Saat sampai di ruang tamu, tiba-tiba aja perasaan gue jadi gak enak, bulu kuduk gue bahkan sampai berdiri dan baris-berbaris.

"Gini, ya, yang katanya udah siap?" Gue yang awalnya mikir kalau ada hantu, akhirnya nyadar ternyata semua itu berasal dari Dion yang lagi natap gue dengan pandangan menghakimi.

Gue yang gak tahu harus jawab apa, cuma bisa cengengesan, sambil pasang tampang tak berdosa.

"Sepuluh menit loh Din! Coba pacar gue sih gapapa."

"Emang lu suka sama cewek?"

"Gak. Makanya gue doyannya sama cowok. Gak ribet."

"Dih anjir. Udah ah, berangkat sekarang," ajak gue. Hari ini gue berhasil bujuk Dion buat nemenin gue ke kantornya Rifky. Diakan pegawai teladan, pasti bakalan mikir beberapa kali untuk gak masuk kantor.
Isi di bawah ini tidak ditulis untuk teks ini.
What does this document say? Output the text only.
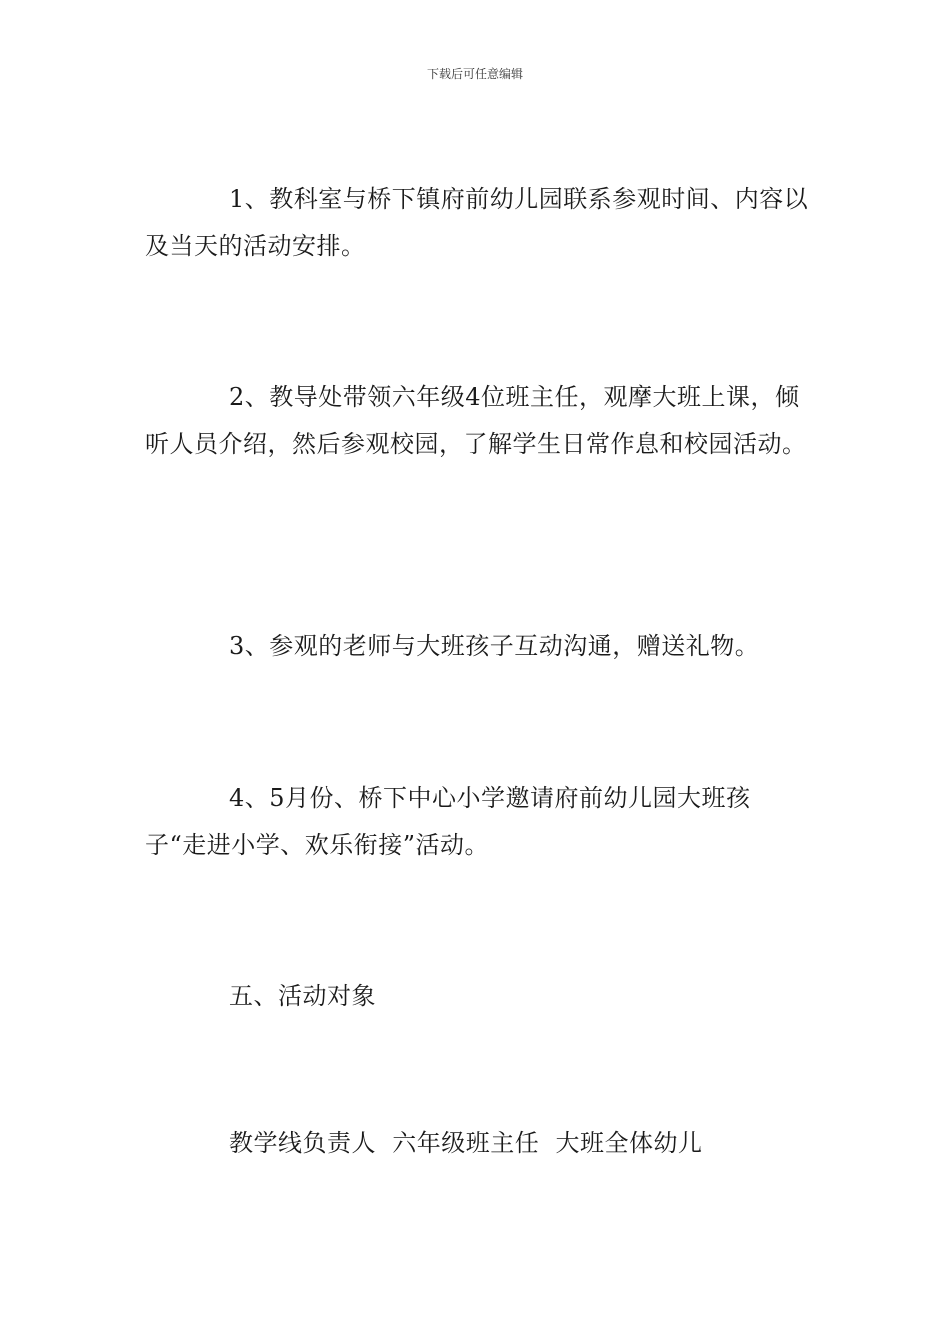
下载后可任意编辑

1、教科室与桥下镇府前幼儿园联系参观时间、内容以及当天的活动安排。

2、教导处带领六年级4位班主任，观摩大班上课，倾听人员介绍，然后参观校园，了解学生日常作息和校园活动。

3、参观的老师与大班孩子互动沟通，赠送礼物。

4、5月份、桥下中心小学邀请府前幼儿园大班孩子“走进小学、欢乐衔接”活动。

五、活动对象

教学线负责人  六年级班主任  大班全体幼儿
"Pagi, Mbak Lisa!" sapa gue ke gadis yang berada di balik meja resepsionis.

"Pagi juga, Din. Tumben, pagi-pagi ke sini?"

"Mau ketemu Rifky, Mbak. Ada?"

Mbak Lisa gak langsung menjawab pertanyaan gue, dia kelihatan mikir dulu. "Mbak, keknya belum pernah lihat Rifky deh. Aku hubungi ruangan dia dulu, ya?"
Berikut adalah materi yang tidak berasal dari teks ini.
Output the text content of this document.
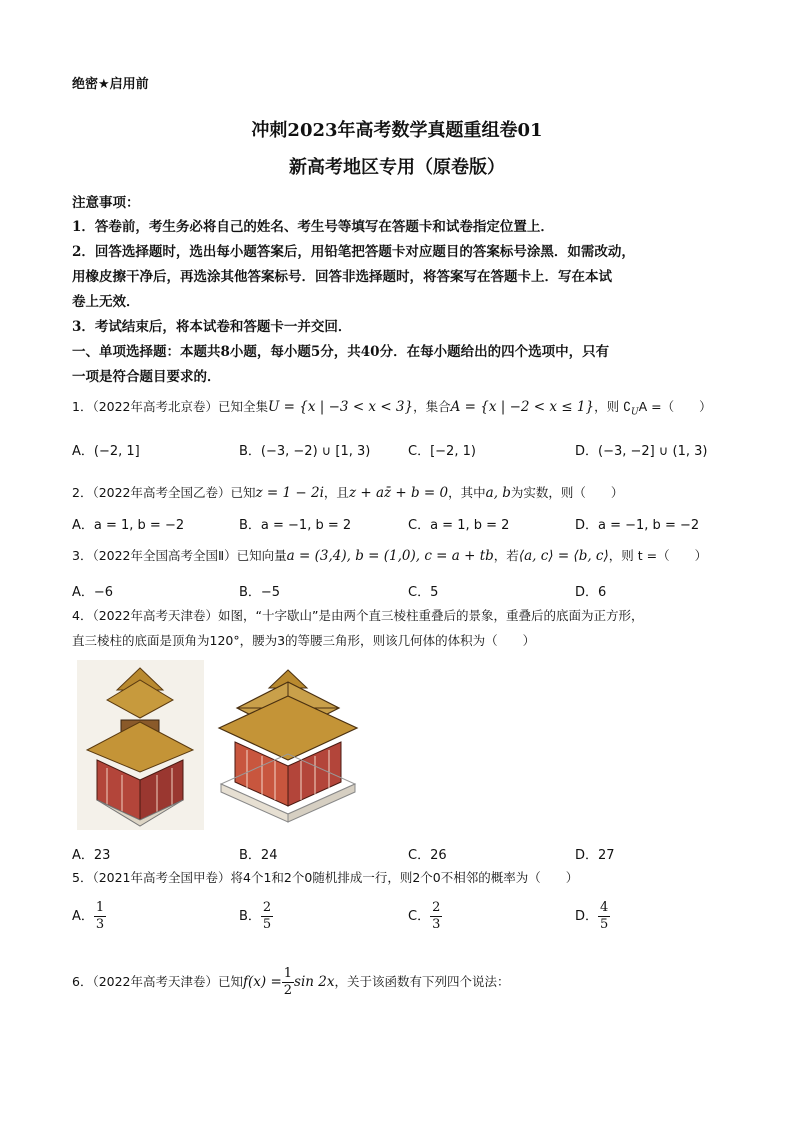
绝密★启用前
冲刺2023年高考数学真题重组卷01
新高考地区专用（原卷版）
注意事项：
1．答卷前，考生务必将自己的姓名、考生号等填写在答题卡和试卷指定位置上．
2．回答选择题时，选出每小题答案后，用铅笔把答题卡对应题目的答案标号涂黑．如需改动，
用橡皮擦干净后，再选涂其他答案标号．回答非选择题时，将答案写在答题卡上．写在本试
卷上无效．
3．考试结束后，将本试卷和答题卡一并交回．
一、单项选择题：本题共8小题，每小题5分，共40分．在每小题给出的四个选项中，只有
一项是符合题目要求的．
1．（2022年高考北京卷）已知全集U = {x | −3 < x < 3}，集合A = {x | −2 < x ≤ 1}，则 $∁_UA$ =（　　）
A．(−2, 1]	B．(−3, −2) ∪ [1, 3)	C．[−2, 1)	D．(−3, −2] ∪ (1, 3)
2．（2022年高考全国乙卷）已知z = 1 − 2i，且z + az̄ + b = 0，其中a, b为实数，则（　　）
A．a = 1, b = −2	B．a = −1, b = 2	C．a = 1, b = 2	D．a = −1, b = −2
3．（2022年全国高考全国Ⅱ）已知向量a = (3,4), b = (1,0), c = a + tb，若⟨a, c⟩ = ⟨b, c⟩，则 t =（　　）
A．−6	B．−5	C．5	D．6
4．（2022年高考天津卷）如图，“十字歇山”是由两个直三棱柱重叠后的景象，重叠后的底面为正方形，
直三棱柱的底面是顶角为120°，腰为3的等腰三角形，则该几何体的体积为（　　）
A．23	B．24	C．26	D．27
5．（2021年高考全国甲卷）将4个1和2个0随机排成一行，则2个0不相邻的概率为（　　）
A． $\frac{1}{3}$	B． $\frac{2}{5}$	C． $\frac{2}{3}$	D． $\frac{4}{5}$
6．（2022年高考天津卷）已知$f(x) = \frac{1}{2}$ sin 2x，关于该函数有下列四个说法：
"Oke. Maaf ya, Mbak, jadi ngerepotin," ucap gue tulus. Mbak Lisa cuma tersenyum dan segera memencet beberapa angka di telepon kantor yang berada di sisi kanan mejanya.

Gue yang sedari tadi fokus ke mbak Lisa, mengalihkan pandangan ke Dion yang baru saja muncul dari arah lift.
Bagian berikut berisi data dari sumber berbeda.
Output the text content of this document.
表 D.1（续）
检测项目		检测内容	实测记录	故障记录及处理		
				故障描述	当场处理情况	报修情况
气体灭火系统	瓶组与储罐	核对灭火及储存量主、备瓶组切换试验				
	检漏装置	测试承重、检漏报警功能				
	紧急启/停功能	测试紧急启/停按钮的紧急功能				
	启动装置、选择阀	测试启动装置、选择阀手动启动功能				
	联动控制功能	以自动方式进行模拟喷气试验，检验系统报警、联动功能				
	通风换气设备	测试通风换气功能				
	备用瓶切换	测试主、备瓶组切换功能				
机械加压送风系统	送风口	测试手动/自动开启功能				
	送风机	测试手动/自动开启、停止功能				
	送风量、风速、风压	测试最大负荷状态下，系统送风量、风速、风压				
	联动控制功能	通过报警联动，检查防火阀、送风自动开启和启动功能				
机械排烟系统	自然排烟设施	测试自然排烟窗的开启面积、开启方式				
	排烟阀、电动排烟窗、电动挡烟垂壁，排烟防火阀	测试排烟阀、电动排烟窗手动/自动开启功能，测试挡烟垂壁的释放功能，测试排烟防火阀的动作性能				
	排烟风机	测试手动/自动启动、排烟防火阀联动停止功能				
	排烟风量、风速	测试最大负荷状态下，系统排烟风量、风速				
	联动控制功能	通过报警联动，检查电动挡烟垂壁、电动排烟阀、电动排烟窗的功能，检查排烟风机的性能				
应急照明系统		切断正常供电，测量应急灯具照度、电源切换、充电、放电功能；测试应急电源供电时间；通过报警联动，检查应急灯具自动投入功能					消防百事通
"Sorry, parkiran penuh," ucap Dion seakan tahu apa yang pengen gue ucapin.

"Oh, pantesan lama."

"Gimana?"

"Baru dihubungin."

Dion mengangguk tanda mengerti. Gue pun kembali fokus ke mbak Lisa yang baru saja meletakkan gagang telepon ke tempatnya.

"Gimana, Mbak?"

"Rifky katanya izin, Din. Emang kamu gak tahu?"

Mampus, harus jawab apa coba kalau kek gini? Rifky kok lo tega banget sih? Jadi pengen nangis di pojokan aja.

"Mungkin Rifky udah kabarin, Mbak. Tapi ponsel aku rusak, makanya aku gak tahu," jawab gue asal, gak tahu mau balas apa lagi.

"Ooo, gitu. Pantes," ucap mbak Lisa tanda mengerti akan jawaban asal gue.

Seperti pepatah 'sepintar-pintarnya bangkai ditutupi, baunya tetap tercium juga'. Baru saja mau pamit pulang, ponsel dalam sling bag gue tiba-tiba berbunyi.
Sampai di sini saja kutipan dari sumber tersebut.